Transparency in government—which we discussed in the last TaxByte in relation to state budgets—is the notion that the public should have access to information about what politicians and others who spend taxpayer money are doing with those funds.

The federal-state Medicaid program provides health coverage for some 52 million Americans at a cost of about $330 billion (for 2007). And we know Medicaid is fraught with sub-quality care and fraud.

As Frogue points out in a recent analysis of one state’s Medicaid program:
  • Only 17 percent of women over the age of 50 were getting the recommended annual mammogram;
  • 4,000 people had gotten six or more Oxycontin prescriptions;
  • Less than half the children had gotten well-child checkups, and;
  • One person had visited the emergency room 405 times in three years.

So how do we shine a light on some of this data so the public can find it and demand some accountability from our elected representatives?

Frogue suggests requesting the states release Medicaid patient-encounter data and posting that information on the Internet.

We would have to “de-identify” the information so that patients’ names cannot be linked with their specific data. But Frogue thinks that most of the information is already being collected and the processes to make it available are available.

If it could be done, the public would begin to see utilization patterns and even identify egregious excesses. And that would force politicians to find ways to address some of these bad patterns — which they don’t have to do now until some enterprising journalist exposes a problem.

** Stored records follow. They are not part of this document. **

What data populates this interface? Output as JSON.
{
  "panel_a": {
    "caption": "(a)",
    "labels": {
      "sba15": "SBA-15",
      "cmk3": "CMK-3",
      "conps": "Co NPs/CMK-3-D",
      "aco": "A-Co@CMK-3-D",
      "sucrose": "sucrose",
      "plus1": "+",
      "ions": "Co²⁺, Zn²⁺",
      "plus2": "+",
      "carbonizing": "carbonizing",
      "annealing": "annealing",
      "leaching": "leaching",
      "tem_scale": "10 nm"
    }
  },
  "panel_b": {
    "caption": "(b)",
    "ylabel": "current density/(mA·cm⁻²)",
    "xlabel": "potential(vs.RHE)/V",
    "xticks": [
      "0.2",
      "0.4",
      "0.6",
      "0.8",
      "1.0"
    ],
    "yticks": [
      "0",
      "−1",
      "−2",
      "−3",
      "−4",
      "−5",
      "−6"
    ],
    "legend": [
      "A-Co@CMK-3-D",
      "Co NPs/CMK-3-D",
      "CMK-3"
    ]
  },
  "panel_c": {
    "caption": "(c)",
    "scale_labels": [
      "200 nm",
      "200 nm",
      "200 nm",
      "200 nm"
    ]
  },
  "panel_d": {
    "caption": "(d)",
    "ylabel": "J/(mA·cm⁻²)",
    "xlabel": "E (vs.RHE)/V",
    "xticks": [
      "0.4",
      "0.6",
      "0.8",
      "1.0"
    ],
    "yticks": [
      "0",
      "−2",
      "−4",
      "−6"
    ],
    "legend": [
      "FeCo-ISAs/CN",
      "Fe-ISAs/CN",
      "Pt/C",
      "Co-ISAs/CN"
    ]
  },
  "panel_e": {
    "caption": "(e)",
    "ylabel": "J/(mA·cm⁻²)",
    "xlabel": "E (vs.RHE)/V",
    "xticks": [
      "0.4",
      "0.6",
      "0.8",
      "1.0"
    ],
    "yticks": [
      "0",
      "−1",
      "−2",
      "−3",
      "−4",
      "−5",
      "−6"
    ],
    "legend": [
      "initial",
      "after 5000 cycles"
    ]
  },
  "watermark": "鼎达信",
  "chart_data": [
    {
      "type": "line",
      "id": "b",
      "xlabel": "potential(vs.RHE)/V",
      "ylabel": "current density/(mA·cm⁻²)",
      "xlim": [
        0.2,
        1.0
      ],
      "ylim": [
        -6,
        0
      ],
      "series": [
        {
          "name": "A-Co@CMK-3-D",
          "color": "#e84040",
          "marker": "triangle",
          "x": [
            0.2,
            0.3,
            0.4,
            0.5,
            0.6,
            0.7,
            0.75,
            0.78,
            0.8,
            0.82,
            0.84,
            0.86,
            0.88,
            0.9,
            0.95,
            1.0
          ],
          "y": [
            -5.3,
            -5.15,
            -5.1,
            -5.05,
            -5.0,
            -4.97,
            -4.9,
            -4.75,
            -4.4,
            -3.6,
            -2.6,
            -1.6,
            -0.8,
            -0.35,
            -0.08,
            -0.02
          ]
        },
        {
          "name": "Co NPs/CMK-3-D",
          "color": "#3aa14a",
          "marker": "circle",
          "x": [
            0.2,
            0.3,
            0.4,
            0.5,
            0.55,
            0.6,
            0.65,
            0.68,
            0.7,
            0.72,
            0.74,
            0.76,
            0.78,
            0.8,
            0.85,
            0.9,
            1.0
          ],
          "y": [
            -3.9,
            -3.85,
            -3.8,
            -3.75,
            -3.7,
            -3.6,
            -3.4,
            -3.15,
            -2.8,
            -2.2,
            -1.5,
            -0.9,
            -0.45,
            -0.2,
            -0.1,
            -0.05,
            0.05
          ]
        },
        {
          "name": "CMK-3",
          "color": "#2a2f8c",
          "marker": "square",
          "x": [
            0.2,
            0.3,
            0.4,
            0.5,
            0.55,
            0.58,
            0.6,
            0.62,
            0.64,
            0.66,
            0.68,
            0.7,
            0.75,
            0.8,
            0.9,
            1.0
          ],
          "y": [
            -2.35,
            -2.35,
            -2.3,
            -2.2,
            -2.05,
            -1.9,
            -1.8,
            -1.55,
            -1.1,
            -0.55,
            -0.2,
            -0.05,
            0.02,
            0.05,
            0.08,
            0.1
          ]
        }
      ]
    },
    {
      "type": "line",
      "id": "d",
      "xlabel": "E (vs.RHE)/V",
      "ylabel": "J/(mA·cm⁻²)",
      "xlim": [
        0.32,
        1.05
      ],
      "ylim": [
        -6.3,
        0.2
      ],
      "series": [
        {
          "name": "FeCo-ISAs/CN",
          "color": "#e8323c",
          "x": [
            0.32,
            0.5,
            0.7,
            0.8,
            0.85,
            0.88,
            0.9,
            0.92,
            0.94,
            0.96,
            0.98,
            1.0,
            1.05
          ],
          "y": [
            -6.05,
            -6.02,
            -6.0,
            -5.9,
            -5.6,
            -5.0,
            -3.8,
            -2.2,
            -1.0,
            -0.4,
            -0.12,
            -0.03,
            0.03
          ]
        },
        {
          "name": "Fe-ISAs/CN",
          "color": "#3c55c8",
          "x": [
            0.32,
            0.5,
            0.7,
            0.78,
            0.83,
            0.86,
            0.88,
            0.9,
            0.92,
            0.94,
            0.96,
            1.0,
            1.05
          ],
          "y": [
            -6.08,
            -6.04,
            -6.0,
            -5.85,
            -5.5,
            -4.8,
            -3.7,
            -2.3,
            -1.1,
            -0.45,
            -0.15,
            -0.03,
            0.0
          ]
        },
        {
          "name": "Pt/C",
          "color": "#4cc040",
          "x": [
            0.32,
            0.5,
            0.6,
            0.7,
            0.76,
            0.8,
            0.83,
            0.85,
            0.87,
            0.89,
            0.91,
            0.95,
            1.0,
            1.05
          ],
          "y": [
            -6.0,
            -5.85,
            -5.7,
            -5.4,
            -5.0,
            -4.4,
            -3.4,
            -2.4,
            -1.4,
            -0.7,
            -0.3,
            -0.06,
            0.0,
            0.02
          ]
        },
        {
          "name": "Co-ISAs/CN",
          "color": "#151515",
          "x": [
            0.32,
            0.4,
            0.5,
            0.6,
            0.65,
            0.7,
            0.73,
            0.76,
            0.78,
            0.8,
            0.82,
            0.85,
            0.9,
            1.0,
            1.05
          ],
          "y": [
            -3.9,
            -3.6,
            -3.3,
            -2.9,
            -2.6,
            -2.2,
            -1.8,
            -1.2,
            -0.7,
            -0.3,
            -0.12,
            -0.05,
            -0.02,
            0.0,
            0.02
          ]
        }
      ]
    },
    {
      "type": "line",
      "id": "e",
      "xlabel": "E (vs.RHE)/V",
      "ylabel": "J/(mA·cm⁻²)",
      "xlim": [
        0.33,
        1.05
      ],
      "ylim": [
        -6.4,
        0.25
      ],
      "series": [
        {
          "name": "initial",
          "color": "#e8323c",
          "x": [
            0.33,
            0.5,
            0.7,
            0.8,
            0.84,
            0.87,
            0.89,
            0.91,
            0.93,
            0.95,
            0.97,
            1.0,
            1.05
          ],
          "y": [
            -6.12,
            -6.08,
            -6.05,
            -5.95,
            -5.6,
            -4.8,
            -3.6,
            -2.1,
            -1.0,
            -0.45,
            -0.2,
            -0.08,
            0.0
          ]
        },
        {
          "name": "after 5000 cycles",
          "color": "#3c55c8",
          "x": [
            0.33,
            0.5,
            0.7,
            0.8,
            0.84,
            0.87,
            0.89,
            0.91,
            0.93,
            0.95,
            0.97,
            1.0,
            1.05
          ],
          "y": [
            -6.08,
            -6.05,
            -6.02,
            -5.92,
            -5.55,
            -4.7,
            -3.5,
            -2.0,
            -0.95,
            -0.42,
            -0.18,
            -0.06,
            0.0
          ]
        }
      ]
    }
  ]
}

But there is another reason for doing something along these lines: All the government-run health care advocates use the public’s ignorance of the problems in Medicare and Medicaid to their advantage, allowing those advocates to claim the government can provide better health care for less money — without being seriously challenged.

Anyone who knows the problems in Medicaid knows that’s not true. And a little transparency will help us make that case.